Manipulate Festival

After Chekhov

The Studio, Edinburgh

Five stars

Island Home

Summerhall, Edinburgh

Four stars


The annual, week-long Manipulate festival (which ended in Edinburgh yesterday) has become an indispensable part of the country’s theatre ecology. Indeed, beyond the Edinburgh festivals in August, it is Scotland’s most important showcase of international visual theatre, puppetry and animation.

The beautiful, wordless piece After Chekhov is a fine example of why the programme (which is produced by Puppet Animation Scotland) is a proverbial good deed in a naughty world. This 65-minute work is a gorgeously impressionistic, almost ethereal meditation on the titular siblings of Anton Chekhov’s famous play Three Sisters.

A delightful, intriguing and compelling work of theatrical art, the piece all but dispenses with narrative. Dramas such as this befuddle the traditional British conception of theatre as something which is defined by language, story, plot and unambiguous meaning.

Franco-Russian company Samoloet stand in a different tradition, one in which theatre can be as abstract and evocative as a string quartet by Anton Webern or a painting by Kazimir Malevich. So it is that we encounter the sisters, each a mirror of the other, shifting between seasons, moving through childhood into youth, in a simple, enchanting approximation of the petit-bourgeois, rural Russia in which they were raised.

Carefully considered, minimal set design combines with subtle lighting, shade and shadow to evoke a shared life of spiritual and emotional discovery. Through physical performance, puppetry and object theatre, the three performers draw us ever closer into the almost hermetically sealed world of their characters.

The use of music and sound is equally, and wonderfully, atmospheric. At the outset of the play we hear a military band departing, leaving behind them a world of classical piano music and Russian folk tunes. The indeterminate noise of a single, unknown person, busy doing who-knows-what, gives way to the howling of dogs and the cooing of doves.

When the sisters are not represented by the performers, they are manifested by little puppets or dolls. As autumn turns to winter, tiny Christmas trees and associated paraphernalia of the Yuletide season emerge, in miniature, from inside leather suitcases.

When the sisters peer inquisitively from their house into the pastoral wonderland in which they live, they do so through elegantly wrought metal windows that will, in a later scene, fold, endearingly, into little beds. There are many such moments of ingenuity.

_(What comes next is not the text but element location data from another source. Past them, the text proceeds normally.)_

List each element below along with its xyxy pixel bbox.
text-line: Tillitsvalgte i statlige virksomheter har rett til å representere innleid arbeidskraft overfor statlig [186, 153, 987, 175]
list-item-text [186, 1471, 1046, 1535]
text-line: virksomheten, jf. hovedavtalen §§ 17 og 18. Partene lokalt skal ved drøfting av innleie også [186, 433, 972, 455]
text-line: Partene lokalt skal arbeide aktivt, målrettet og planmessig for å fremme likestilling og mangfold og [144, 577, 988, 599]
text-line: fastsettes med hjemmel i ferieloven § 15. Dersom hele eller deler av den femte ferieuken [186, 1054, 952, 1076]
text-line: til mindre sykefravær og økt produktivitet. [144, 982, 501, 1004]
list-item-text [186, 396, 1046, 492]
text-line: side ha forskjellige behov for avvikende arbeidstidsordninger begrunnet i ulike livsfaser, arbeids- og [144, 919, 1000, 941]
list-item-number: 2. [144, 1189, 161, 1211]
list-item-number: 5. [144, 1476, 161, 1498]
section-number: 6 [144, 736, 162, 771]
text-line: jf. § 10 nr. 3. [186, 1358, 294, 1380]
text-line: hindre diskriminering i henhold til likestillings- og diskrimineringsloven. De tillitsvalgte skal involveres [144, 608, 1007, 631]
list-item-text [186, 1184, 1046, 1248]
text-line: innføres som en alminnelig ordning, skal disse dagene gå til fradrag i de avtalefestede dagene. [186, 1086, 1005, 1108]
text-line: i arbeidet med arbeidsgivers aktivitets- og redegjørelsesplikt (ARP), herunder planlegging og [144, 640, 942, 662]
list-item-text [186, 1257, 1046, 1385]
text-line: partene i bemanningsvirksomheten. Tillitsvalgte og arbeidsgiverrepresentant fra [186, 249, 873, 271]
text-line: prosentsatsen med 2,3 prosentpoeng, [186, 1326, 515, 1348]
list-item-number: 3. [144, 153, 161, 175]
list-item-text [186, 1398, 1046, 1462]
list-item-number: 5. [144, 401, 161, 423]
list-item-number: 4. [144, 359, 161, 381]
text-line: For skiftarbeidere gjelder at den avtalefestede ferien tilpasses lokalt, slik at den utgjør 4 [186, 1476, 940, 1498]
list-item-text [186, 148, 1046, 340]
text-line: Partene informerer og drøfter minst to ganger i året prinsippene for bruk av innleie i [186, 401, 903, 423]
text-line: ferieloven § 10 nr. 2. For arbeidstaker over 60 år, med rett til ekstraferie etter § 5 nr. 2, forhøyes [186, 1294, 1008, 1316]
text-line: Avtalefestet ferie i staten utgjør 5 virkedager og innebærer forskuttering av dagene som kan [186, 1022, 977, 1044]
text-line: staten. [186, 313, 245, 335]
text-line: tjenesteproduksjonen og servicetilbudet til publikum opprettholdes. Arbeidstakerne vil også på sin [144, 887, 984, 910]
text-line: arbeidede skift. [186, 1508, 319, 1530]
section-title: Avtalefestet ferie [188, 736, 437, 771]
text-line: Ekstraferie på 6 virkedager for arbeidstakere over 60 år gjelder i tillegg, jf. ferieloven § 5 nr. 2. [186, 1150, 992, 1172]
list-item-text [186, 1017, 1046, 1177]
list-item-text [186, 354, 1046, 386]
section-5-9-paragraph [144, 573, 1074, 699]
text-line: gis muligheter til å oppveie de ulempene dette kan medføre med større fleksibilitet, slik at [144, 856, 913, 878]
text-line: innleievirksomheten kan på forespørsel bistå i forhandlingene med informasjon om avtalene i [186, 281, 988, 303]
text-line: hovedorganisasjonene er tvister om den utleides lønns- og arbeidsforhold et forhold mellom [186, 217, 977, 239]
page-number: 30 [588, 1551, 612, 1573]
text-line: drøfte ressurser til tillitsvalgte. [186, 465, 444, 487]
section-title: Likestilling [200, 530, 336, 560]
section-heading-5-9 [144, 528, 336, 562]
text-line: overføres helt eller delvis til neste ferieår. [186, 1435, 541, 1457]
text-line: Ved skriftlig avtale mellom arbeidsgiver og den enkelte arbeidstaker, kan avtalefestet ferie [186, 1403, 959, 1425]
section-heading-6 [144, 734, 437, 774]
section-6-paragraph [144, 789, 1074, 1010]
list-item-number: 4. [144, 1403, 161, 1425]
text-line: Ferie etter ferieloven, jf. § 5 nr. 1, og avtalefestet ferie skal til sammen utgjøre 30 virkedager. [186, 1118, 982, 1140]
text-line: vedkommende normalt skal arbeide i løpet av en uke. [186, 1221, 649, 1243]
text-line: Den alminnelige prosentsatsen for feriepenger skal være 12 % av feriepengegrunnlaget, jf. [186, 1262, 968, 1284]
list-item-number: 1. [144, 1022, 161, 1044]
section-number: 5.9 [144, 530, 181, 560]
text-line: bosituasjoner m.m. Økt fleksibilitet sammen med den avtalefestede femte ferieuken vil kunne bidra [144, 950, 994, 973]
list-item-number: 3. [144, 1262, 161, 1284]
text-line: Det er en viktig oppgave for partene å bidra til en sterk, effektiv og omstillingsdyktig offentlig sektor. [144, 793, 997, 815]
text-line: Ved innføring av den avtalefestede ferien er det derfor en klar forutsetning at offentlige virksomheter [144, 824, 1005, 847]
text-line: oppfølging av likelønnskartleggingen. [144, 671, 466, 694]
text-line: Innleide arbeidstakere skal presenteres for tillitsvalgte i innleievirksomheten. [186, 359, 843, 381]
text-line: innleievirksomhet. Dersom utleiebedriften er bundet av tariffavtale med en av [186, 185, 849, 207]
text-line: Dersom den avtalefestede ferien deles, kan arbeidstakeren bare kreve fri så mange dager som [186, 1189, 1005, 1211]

A photo album is opened and memories tumble out of it. Soon, photos are being arranged on the floor, fitting cleverly into the rectangular shadows that are cast through the spaces in the album (which itself will soon become a bleak, grand dacha with many windows).

After Chekhov is an exquisite, emotive, sometimes surprisingly humorous, and timeless work of theatre. As our culture is increasingly saturated by the digitised and virtualised, there is something reassuringly human about a work of live drama that is so defiantly, and paradoxically, spiritual and material.

There is a strong spiritual, and, indeed, abstract dimension in Island Home, a 40-minute series of narrative vignettes by the Slovakian theatremaker Katarini Cakova, who is known as Katanari. Figures appear on walls, illuminated from little torches; a townscape pops up from the pages of a book; the woman who is the subject a simple, symbolic story is represented by a puppet comprised only of a head and arms.

A succession of tiny, diverse objects, puppets of various kinds and sizes, masks and handmade props appear as Katanari speaks her series of very short stories about spiritual and physical journeys. These range from the tale of a young woman who doesn’t want to travel (her journey being within herself) to a simple evocation of the lives of the many thousands (refugees from war, persecution, climate chaos and poverty) who take to the oceans in search of sanctuary.

Deliberately slow burning and episodic, the piece moves from moments of darkness to little, table top scenes, often illuminated by a small, adjustable reading light. The texts themselves, which are like prose poems, are similarly intermittent.

In truth, in the English language, at least, Katanari’s speech is somewhat stilted and lacking in expressiveness. One can’t help but wish that her inventive, artisanal theatre making was joined to a linguistic proficiency that was, if not necessarily akin to that of an actor, then, at least, more lyrical.

The Manipulate festival may be over, but one of its headline shows, Fault Lines by English company Two Destination Language, continues touring until next Saturday (including performances in Selkirk and St Andrews). Set on a fashion catwalk, featuring five female characters, the show allows you to choose your own soundtrack (courtesy of a smartphone app and a pair of headphones). A fashion show unlike any other, it promises to combine reality TV show America’s Next Top Model with the work of the great cultural theorist Susan Sontag.